The area of the crater that they focused on is called the peak ring, which is a circular region in the middle of the 180 kilometre wide crater. The peak ring is where most of the deformation took place immediately after impact, and it formed a mountain chain that the researchers were able to drill into to help them understand what happened. 

"Rocks that were 20 kilometres in depth rose up within a matter of 90 seconds to the surface, and formed this submarine mountain chain which defines the peak ring," said team member Timothy Bralower, a professor in the department of geosciences at Penn State University, in an interview with Bob McDonald of Quirks & Quarks. 

"It's the most dramatic event in Earth's history in terms of how mountains are made." 

Core that arrived on deck from the 2016 expedition was split into 1.5 meter sections. (Timothy Bralower)

The team recovered core samples from the peak ring that revealed layers of different types of rock. Broken pieces of soft granite made up the bottom layer, and overlaying the granite was hundreds of metres of breccia — a mix of different types of rocks shattered by the impact that had become cemented together. Finally, on top of the breccia, there was the most exciting material — a thin layer of debris that had been deposited by a massive post-impact tsunami.

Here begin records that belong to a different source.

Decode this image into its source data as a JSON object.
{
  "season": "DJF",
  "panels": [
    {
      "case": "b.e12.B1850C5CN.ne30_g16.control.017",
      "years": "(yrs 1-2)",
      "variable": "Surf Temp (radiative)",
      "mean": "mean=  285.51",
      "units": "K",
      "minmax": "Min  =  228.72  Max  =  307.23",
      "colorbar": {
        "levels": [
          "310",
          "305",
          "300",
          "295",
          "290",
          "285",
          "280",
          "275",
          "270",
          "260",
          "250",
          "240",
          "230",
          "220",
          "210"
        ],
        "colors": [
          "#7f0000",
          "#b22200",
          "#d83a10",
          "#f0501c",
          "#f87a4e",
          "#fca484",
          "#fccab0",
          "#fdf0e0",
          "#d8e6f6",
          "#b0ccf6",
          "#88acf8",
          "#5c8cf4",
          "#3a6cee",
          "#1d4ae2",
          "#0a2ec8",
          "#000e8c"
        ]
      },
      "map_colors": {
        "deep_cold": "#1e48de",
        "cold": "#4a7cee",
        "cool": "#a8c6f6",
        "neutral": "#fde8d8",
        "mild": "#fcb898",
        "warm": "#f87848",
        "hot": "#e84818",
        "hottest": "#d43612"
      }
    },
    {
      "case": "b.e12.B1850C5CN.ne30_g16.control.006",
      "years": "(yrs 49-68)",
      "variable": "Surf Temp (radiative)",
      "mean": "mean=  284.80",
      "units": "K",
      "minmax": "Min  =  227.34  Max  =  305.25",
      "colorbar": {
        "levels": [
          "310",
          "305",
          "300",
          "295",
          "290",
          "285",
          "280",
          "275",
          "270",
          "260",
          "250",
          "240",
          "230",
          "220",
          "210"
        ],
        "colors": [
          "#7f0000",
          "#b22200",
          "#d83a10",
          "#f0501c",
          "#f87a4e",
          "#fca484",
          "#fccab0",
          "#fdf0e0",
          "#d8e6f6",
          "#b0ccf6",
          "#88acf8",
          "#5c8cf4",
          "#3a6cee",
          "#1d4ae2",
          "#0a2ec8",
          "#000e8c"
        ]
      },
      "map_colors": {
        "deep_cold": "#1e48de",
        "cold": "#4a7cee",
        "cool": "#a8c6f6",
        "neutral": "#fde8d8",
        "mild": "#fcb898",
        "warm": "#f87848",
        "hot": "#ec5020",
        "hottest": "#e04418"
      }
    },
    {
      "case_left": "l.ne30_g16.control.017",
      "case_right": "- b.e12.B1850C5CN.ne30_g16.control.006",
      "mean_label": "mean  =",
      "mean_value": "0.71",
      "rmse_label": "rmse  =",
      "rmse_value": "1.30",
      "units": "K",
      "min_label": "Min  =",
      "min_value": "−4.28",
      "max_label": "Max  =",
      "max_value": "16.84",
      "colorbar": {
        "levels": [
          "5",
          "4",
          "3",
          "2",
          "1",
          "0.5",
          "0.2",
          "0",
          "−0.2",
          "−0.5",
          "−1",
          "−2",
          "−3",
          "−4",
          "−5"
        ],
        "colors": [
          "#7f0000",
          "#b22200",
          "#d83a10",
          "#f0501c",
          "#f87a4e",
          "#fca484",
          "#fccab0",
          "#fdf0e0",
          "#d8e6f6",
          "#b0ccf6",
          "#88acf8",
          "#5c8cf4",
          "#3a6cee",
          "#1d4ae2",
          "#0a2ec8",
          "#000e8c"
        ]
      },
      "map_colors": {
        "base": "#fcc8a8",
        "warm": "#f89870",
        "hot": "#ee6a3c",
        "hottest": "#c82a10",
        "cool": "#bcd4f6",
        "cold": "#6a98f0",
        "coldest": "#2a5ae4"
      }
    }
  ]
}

A mega-tsunami 100 metres tall 

Bralower said the tsunami record was key to figuring out the chain of events that led to the demise of the dinosaurs. The core sample  indicates that the impact  had generated a mega-tsunami that reached 100 metres high, and the waves reached as far as Florida and Texas. 

The story that the researchers were able to reconstruct was that the crater was emptied by the impact. However the massive hole was soon filled by the enormous tsunami and the debris it carried. A key component of that debris was charcoal.  

An artist's interpretation of the asteroid that struck Earth 66 million years ago. (NASA/Don Davis)

The charcoal, the researchers think, is from trees and other plant material burned by the enormous amount of heat the impact generated.  

The asteroid was travelling at hundreds of kilometres per second when it collided with earth, and generated a huge pulse of thermal radiation. They estimate the energy generated by the impact was equivalent to 10 billion Second World War atomic bombs.

A rock type known as a breccia was recovered from the drilling expedition. It fell into the open crater right after impact. Centimeter scale at top. (Sean Gulick)

"It would've been an intense fireball coming your way," said Bralower. "Dinosaurs were burned alive and anything on the coast would've been torched. The charcoal evidence showed that it happened very very quickly." 

A dark and cold new world

The impact according to Bralower, would've also created global wildfires.

The blast would have melted rock and ejected hot melt droplets into the atmosphere. This airborne lava would spread around the world, igniting fires that put vast amounts of soot into the air - blocking out the Sun. 

"It's highly likely that we had a period of darkness," said Bralower. 

But the longer-term and most catastrophic outcome of the impact would have been a long period of global cooling caused by massive amounts of sulfur being injected into the atmosphere.

The rock recovered from the crater floor is of a type that normally contains a large amount of sulfur, and rock from outside the crater does contain sulfur — but not rock within the crater.

This suggests to the researchers that the sulfur was vaporized by the heat of impact. Sulfur particles in the atmosphere can reflect solar energy into space, cooling the atmosphere. The massive amount of sulfur put into the atmosphere by the impact would, according to Bralower, have caused a drop in Earth's temperature of about 20 degrees. This in turn would have created an ecological collapse that ultimately led to the mass extinction that saw the dinosaurs, and many other species, go extinct.